I'm curious what Firefox could have done in this case beyond just killing off the tab. The issue was a check in old kernels that was being triggered by some insane code.
This example had me remembering the discussion from earlier today about why modern code is so slow even though the machines are so fast. I doubt there were many Win32 programs that attempted to pass in 20,000 parameters to a function.
Using Google Maps causes Firefox (114.0.2) and the whole OS to completely freeze within minutes on my Laptop. This started happening after I upgraded to Fedora 38. Not sure if this is caused by the same bug. Could be Gnome, Wayland, who knows. Has anyone had a similar experience?
Probably a different issue.
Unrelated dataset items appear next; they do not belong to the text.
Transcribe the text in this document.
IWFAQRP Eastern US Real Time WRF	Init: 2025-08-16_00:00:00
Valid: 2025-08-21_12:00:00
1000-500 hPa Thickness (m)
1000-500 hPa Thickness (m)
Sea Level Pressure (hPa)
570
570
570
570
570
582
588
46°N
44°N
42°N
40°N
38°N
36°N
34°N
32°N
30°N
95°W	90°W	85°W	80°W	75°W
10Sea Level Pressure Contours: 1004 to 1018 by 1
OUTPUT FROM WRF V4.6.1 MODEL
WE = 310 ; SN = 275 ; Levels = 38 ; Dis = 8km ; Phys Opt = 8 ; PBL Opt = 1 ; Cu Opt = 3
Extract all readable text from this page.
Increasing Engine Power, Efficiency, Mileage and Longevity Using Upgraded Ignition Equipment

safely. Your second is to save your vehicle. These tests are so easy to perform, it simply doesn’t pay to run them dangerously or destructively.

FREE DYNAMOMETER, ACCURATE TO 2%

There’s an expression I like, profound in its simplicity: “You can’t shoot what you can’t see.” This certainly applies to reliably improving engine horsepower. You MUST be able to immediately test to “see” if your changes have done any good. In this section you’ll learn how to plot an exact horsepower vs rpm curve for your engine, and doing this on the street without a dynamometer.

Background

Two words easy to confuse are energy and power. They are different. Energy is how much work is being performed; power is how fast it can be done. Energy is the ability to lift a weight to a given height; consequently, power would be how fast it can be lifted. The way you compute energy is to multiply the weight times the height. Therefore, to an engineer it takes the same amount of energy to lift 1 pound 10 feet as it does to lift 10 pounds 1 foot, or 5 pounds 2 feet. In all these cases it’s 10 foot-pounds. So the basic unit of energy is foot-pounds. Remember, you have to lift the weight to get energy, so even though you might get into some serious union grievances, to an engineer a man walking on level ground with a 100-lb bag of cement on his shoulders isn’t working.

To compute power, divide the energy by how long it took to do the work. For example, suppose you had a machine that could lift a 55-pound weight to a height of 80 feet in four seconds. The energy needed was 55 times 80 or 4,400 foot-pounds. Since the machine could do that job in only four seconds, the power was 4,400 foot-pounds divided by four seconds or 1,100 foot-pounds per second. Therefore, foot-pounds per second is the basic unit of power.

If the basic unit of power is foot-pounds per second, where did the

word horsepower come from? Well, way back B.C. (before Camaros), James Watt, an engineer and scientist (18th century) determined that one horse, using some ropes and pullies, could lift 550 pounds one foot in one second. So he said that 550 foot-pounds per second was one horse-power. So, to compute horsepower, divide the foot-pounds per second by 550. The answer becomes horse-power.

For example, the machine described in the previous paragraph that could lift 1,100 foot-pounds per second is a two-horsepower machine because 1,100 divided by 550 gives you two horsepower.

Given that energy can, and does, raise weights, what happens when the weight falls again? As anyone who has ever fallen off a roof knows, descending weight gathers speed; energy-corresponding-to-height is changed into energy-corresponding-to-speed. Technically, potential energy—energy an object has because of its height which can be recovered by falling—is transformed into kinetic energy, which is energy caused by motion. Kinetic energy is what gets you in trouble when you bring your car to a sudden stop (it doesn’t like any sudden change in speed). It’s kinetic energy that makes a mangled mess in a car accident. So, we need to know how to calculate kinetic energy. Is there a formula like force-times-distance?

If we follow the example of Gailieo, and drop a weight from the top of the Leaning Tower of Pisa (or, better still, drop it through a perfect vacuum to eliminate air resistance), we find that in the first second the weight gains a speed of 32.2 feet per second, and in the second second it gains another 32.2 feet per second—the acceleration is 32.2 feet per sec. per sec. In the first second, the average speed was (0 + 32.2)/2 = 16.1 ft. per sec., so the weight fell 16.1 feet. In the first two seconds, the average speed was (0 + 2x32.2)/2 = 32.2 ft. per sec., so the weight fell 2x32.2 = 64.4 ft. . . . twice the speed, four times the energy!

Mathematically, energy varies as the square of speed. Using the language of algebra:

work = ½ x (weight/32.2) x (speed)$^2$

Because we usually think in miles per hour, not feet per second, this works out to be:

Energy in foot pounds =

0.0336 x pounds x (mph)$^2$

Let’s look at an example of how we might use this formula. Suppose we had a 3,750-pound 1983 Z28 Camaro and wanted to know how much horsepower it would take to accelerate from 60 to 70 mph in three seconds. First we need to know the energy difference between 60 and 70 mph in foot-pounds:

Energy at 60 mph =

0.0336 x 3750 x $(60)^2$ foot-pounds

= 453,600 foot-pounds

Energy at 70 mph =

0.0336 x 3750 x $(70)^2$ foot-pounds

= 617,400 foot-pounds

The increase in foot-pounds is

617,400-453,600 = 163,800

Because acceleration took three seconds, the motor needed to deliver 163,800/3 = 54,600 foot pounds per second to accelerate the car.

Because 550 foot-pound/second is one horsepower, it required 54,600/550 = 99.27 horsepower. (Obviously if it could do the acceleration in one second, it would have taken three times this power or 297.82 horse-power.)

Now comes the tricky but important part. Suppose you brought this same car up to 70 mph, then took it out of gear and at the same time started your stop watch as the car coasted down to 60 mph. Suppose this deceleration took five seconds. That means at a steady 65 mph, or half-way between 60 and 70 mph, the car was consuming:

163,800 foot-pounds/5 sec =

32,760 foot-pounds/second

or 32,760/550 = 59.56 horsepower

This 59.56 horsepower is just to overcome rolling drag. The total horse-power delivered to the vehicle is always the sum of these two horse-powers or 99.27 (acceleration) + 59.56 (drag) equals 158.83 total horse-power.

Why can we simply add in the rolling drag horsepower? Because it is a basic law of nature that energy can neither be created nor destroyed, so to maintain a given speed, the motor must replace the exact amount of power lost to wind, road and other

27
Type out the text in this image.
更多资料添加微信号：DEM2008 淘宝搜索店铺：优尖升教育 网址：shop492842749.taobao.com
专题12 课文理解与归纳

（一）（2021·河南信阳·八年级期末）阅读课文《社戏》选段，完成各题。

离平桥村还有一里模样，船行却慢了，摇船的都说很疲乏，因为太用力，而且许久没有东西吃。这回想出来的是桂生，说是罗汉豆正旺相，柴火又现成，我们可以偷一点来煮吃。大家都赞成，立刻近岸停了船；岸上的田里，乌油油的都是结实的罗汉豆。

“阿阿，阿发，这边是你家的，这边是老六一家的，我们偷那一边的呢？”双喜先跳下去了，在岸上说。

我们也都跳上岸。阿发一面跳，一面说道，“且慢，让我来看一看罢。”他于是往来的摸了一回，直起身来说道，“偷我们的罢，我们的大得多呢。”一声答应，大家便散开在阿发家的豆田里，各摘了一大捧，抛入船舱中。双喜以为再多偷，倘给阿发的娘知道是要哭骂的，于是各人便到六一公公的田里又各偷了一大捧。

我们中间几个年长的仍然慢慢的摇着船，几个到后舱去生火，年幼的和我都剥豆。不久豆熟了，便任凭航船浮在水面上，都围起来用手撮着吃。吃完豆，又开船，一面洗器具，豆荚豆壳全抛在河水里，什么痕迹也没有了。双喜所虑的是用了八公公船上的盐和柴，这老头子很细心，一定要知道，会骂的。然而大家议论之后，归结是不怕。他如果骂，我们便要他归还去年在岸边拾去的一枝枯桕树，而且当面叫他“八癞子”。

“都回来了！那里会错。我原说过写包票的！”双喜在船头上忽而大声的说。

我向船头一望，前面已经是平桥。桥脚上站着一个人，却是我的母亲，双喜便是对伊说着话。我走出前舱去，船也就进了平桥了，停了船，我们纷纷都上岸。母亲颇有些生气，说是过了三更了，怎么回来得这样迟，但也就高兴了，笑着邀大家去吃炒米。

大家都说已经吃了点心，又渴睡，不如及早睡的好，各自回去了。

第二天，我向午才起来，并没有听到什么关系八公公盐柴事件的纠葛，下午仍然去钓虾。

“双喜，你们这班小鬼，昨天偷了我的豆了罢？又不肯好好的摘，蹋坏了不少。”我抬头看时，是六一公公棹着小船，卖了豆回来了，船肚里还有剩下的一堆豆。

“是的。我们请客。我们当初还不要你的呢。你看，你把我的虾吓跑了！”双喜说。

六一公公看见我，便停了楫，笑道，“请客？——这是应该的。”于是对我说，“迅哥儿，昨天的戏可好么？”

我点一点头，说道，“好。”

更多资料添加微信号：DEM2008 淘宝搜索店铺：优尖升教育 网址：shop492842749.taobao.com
Similarly I haven't been able to use Firefox since version 97 without it freezing when using complex applications like Google Maps. Older versions still work but all new (post 97) versions freeze up at the drop of a hat.
I used to be part of a team developing a popular browser WYSIWYG editor. Every release of any of the supported browsers was a coin toss regarding introducing new bugs.
From this perspective developing for the still supported back then IE8 was easier, because there was no chance for it to ever change.